My parents don’t drink alcohol so usually going home is a good detox. I don’t tend to drink and get lots of sleep.

It was Christmas Eve, just a normal night in with a bit of extra chocolate when you’re in your late twenties with no kids.

3am or 4am.

Not when I was planning to get up… suddenly I awoke with the worst headache of my entire life. I immediately vomited. It was extremely painful and I thought there was something seriously wrong and I was going to die. Maybe a bit dramatic but it was really bad. I shouted my mum, she took me downstairs but the light and the sounds from the TV were too much. I couldn’t deal with any of it. I had some painkillers and eventually the headache eased off after a few hours. In the back of my mind at that point I was really worried I’d had a stroke or something awful, but again, I tried to push the thoughts away. Surely I’d be in a worse state if it was something like that? It must be a migraine, people say they are terrible and I’d never had one before.

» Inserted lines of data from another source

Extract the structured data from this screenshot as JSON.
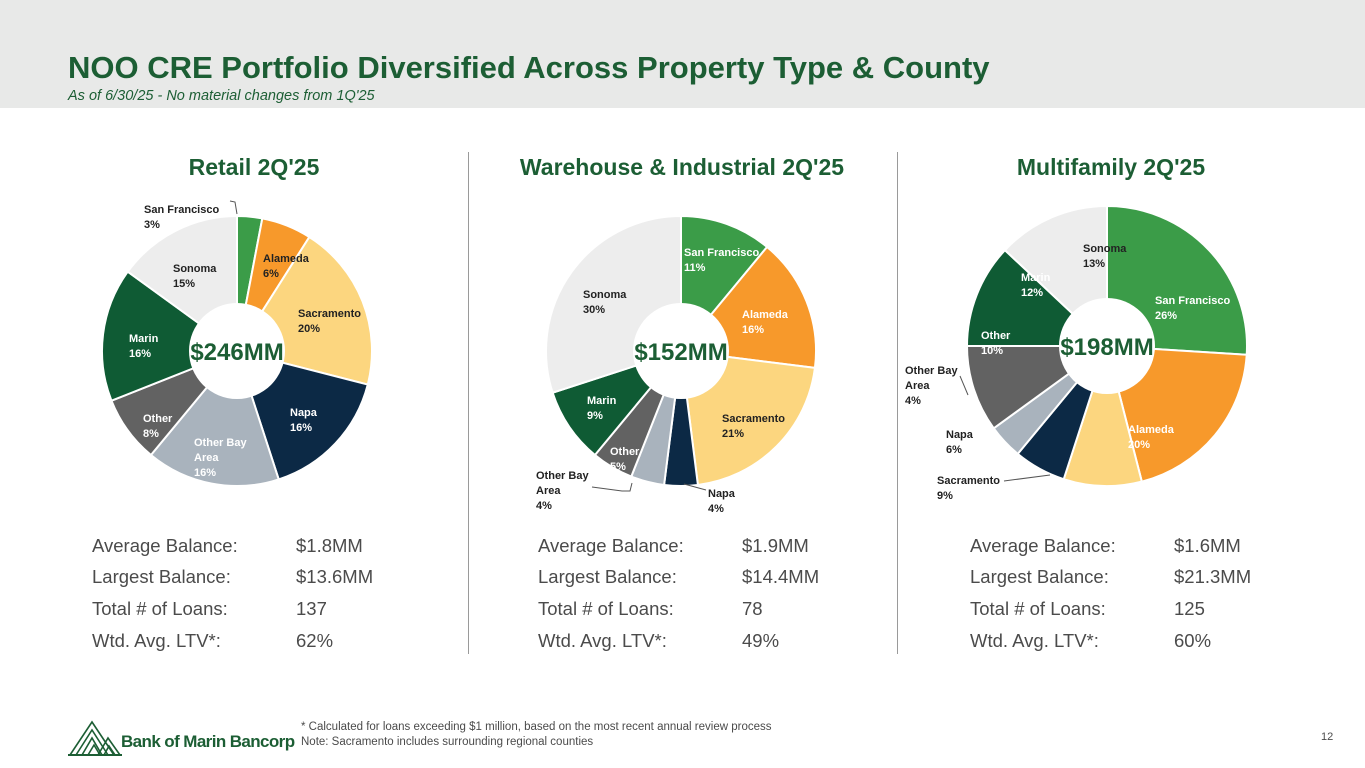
{
  "header": {
    "title": "NOO CRE Portfolio Diversified Across Property Type & County",
    "subtitle": "As of 6/30/25 - No material changes from 1Q'25"
  },
  "colors": {
    "san_francisco": "#3b9c48",
    "alameda": "#f7992b",
    "sacramento": "#fcd67f",
    "napa": "#0c2945",
    "other_bay_area": "#a9b3bd",
    "other": "#626262",
    "marin": "#0f5b34",
    "sonoma": "#ededed",
    "brand_green": "#1c5e34"
  },
  "chart_data": [
    {
      "type": "pie",
      "title": "Retail 2Q'25",
      "center_label": "$246MM",
      "slices": [
        {
          "name": "San Francisco",
          "value": 3,
          "pct_label": "3%",
          "color": "#3b9c48"
        },
        {
          "name": "Alameda",
          "value": 6,
          "pct_label": "6%",
          "color": "#f7992b"
        },
        {
          "name": "Sacramento",
          "value": 20,
          "pct_label": "20%",
          "color": "#fcd67f"
        },
        {
          "name": "Napa",
          "value": 16,
          "pct_label": "16%",
          "color": "#0c2945"
        },
        {
          "name": "Other Bay Area",
          "value": 16,
          "pct_label": "16%",
          "color": "#a9b3bd"
        },
        {
          "name": "Other",
          "value": 8,
          "pct_label": "8%",
          "color": "#626262"
        },
        {
          "name": "Marin",
          "value": 16,
          "pct_label": "16%",
          "color": "#0f5b34"
        },
        {
          "name": "Sonoma",
          "value": 15,
          "pct_label": "15%",
          "color": "#ededed"
        }
      ],
      "stats": [
        {
          "label": "Average Balance:",
          "value": "$1.8MM"
        },
        {
          "label": "Largest Balance:",
          "value": "$13.6MM"
        },
        {
          "label": "Total # of Loans:",
          "value": "137"
        },
        {
          "label": "Wtd. Avg. LTV*:",
          "value": "62%"
        }
      ]
    },
    {
      "type": "pie",
      "title": "Warehouse & Industrial 2Q'25",
      "center_label": "$152MM",
      "slices": [
        {
          "name": "San Francisco",
          "value": 11,
          "pct_label": "11%",
          "color": "#3b9c48"
        },
        {
          "name": "Alameda",
          "value": 16,
          "pct_label": "16%",
          "color": "#f7992b"
        },
        {
          "name": "Sacramento",
          "value": 21,
          "pct_label": "21%",
          "color": "#fcd67f"
        },
        {
          "name": "Napa",
          "value": 4,
          "pct_label": "4%",
          "color": "#0c2945"
        },
        {
          "name": "Other Bay Area",
          "value": 4,
          "pct_label": "4%",
          "color": "#a9b3bd"
        },
        {
          "name": "Other",
          "value": 5,
          "pct_label": "5%",
          "color": "#626262"
        },
        {
          "name": "Marin",
          "value": 9,
          "pct_label": "9%",
          "color": "#0f5b34"
        },
        {
          "name": "Sonoma",
          "value": 30,
          "pct_label": "30%",
          "color": "#ededed"
        }
      ],
      "stats": [
        {
          "label": "Average Balance:",
          "value": "$1.9MM"
        },
        {
          "label": "Largest Balance:",
          "value": "$14.4MM"
        },
        {
          "label": "Total # of Loans:",
          "value": "78"
        },
        {
          "label": "Wtd. Avg. LTV*:",
          "value": "49%"
        }
      ]
    },
    {
      "type": "pie",
      "title": "Multifamily 2Q'25",
      "center_label": "$198MM",
      "slices": [
        {
          "name": "San Francisco",
          "value": 26,
          "pct_label": "26%",
          "color": "#3b9c48"
        },
        {
          "name": "Alameda",
          "value": 20,
          "pct_label": "20%",
          "color": "#f7992b"
        },
        {
          "name": "Sacramento",
          "value": 9,
          "pct_label": "9%",
          "color": "#fcd67f"
        },
        {
          "name": "Napa",
          "value": 6,
          "pct_label": "6%",
          "color": "#0c2945"
        },
        {
          "name": "Other Bay Area",
          "value": 4,
          "pct_label": "4%",
          "color": "#a9b3bd"
        },
        {
          "name": "Other",
          "value": 10,
          "pct_label": "10%",
          "color": "#626262"
        },
        {
          "name": "Marin",
          "value": 12,
          "pct_label": "12%",
          "color": "#0f5b34"
        },
        {
          "name": "Sonoma",
          "value": 13,
          "pct_label": "13%",
          "color": "#ededed"
        }
      ],
      "stats": [
        {
          "label": "Average Balance:",
          "value": "$1.6MM"
        },
        {
          "label": "Largest Balance:",
          "value": "$21.3MM"
        },
        {
          "label": "Total # of Loans:",
          "value": "125"
        },
        {
          "label": "Wtd. Avg. LTV*:",
          "value": "60%"
        }
      ]
    }
  ],
  "footer": {
    "note1": "* Calculated for loans exceeding $1 million, based on the most recent annual review process",
    "note2": "Note: Sacramento includes surrounding regional counties",
    "page_number": "12",
    "logo_text": "Bank of Marin Bancorp"
  }
}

I went back to bed eventually, however when I woke up for Christmas Day, the right hand side of my face was now… really numb. It felt worse. Like the injection at the dentist but as though it had just been administered.

Not wanting to go to A&E on Christmas Day and not able to ring my London GP, Christmas Day just happened, I felt strange but I hoped I would feel better tomorrow…

Hello, it’s me, MS

Hello and welcome to “Hello, it’s MS”. It’s a bit like a bad ‘knock knock’ joke where MS just appears in your life.

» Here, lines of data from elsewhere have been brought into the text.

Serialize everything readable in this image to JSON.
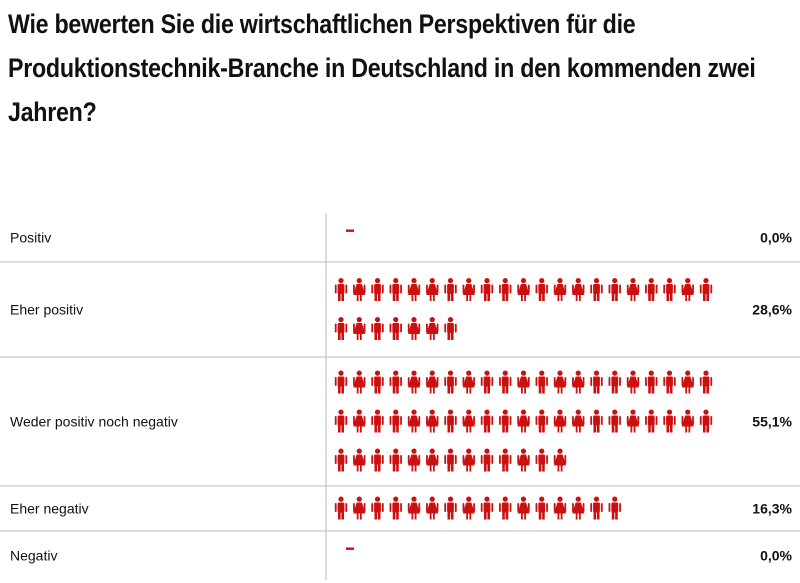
{
  "chart_data": {
    "type": "bar",
    "style": "pictogram",
    "title": "Wie bewerten Sie die wirtschaftlichen Perspektiven für die Produktionstechnik-Branche in Deutschland in den kommenden zwei Jahren?",
    "categories": [
      "Positiv",
      "Eher positiv",
      "Weder positiv noch negativ",
      "Eher negativ",
      "Negativ"
    ],
    "values": [
      0.0,
      28.6,
      55.1,
      16.3,
      0.0
    ],
    "value_labels": [
      "0,0%",
      "28,6%",
      "55,1%",
      "16,3%",
      "0,0%"
    ],
    "unit": "%",
    "colors": {
      "icon": "#cc1010",
      "divider": "#bbbbbb"
    }
  }
}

This is a blog about all things Multiple Sclerosis. Experiences, musings, life. It will naturally have more of a focus on the relapsing type (RRMS) as this is what I personally have been diagnosed with. I’m a 30 year old girl living in London. I was diagnosed in 2019 but had my first attack in 2016. On Christmas Day. Happy Holidays!

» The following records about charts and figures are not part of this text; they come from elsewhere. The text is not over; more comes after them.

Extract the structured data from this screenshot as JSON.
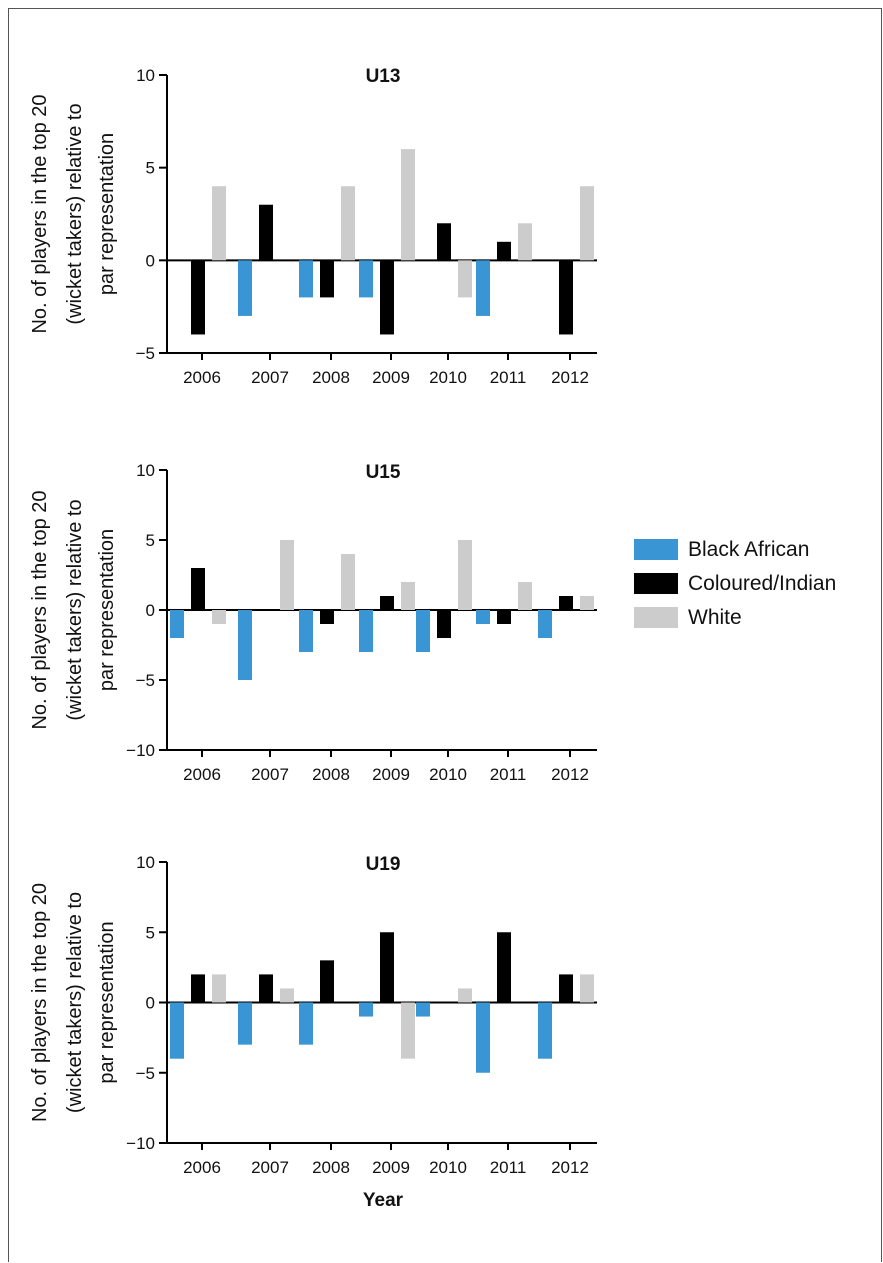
{
  "chart_data": [
    {
      "type": "bar",
      "title": "U13",
      "ylabel_lines": [
        "No. of players in the top 20",
        "(wicket takers) relative to",
        "par representation"
      ],
      "xlabel": "",
      "categories": [
        "2006",
        "2007",
        "2008",
        "2009",
        "2010",
        "2011",
        "2012"
      ],
      "ylim": [
        -5,
        10
      ],
      "yticks": [
        -5,
        0,
        5,
        10
      ],
      "ytick_labels": [
        "−5",
        "0",
        "5",
        "10"
      ],
      "series": [
        {
          "name": "Black African",
          "values": [
            0,
            -3,
            -2,
            -2,
            0,
            -3,
            0
          ]
        },
        {
          "name": "Coloured/Indian",
          "values": [
            -4,
            3,
            -2,
            -4,
            2,
            1,
            -4
          ]
        },
        {
          "name": "White",
          "values": [
            4,
            0,
            4,
            6,
            -2,
            2,
            4
          ]
        }
      ]
    },
    {
      "type": "bar",
      "title": "U15",
      "ylabel_lines": [
        "No. of players in the top 20",
        "(wicket takers) relative to",
        "par representation"
      ],
      "xlabel": "",
      "categories": [
        "2006",
        "2007",
        "2008",
        "2009",
        "2010",
        "2011",
        "2012"
      ],
      "ylim": [
        -10,
        10
      ],
      "yticks": [
        -10,
        -5,
        0,
        5,
        10
      ],
      "ytick_labels": [
        "−10",
        "−5",
        "0",
        "5",
        "10"
      ],
      "series": [
        {
          "name": "Black African",
          "values": [
            -2,
            -5,
            -3,
            -3,
            -3,
            -1,
            -2
          ]
        },
        {
          "name": "Coloured/Indian",
          "values": [
            3,
            0,
            -1,
            1,
            -2,
            -1,
            1
          ]
        },
        {
          "name": "White",
          "values": [
            -1,
            5,
            4,
            2,
            5,
            2,
            1
          ]
        }
      ]
    },
    {
      "type": "bar",
      "title": "U19",
      "ylabel_lines": [
        "No. of players in the top 20",
        "(wicket takers) relative to",
        "par representation"
      ],
      "xlabel": "Year",
      "categories": [
        "2006",
        "2007",
        "2008",
        "2009",
        "2010",
        "2011",
        "2012"
      ],
      "ylim": [
        -10,
        10
      ],
      "yticks": [
        -10,
        -5,
        0,
        5,
        10
      ],
      "ytick_labels": [
        "−10",
        "−5",
        "0",
        "5",
        "10"
      ],
      "series": [
        {
          "name": "Black African",
          "values": [
            -4,
            -3,
            -3,
            -1,
            -1,
            -5,
            -4
          ]
        },
        {
          "name": "Coloured/Indian",
          "values": [
            2,
            2,
            3,
            5,
            0,
            5,
            2
          ]
        },
        {
          "name": "White",
          "values": [
            2,
            1,
            0,
            -4,
            1,
            0,
            2
          ]
        }
      ]
    }
  ],
  "legend": {
    "items": [
      {
        "label": "Black African",
        "color": "#3a95d4"
      },
      {
        "label": "Coloured/Indian",
        "color": "#000000"
      },
      {
        "label": "White",
        "color": "#cccccc"
      }
    ]
  },
  "colors": {
    "Black African": "#3a95d4",
    "Coloured/Indian": "#000000",
    "White": "#cccccc"
  }
}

I’m lucky that my disease has not been that nasty yet, mainly annoying. I am on a DMT (disease modifying therapy) early and hopefully I’ll remain relapse free. I’m planning to live my life the same as before (…OK, maybe a few less beers). I wanted to have a place to write about MS and all the things I wished I knew or couldn’t find out when I was frantically Googling pretending I was a neurologist. I like reading other people’s experiences so maybe this will help somebody too.

Feel free to blame any spelling mistakes or bad writing on my brain damage.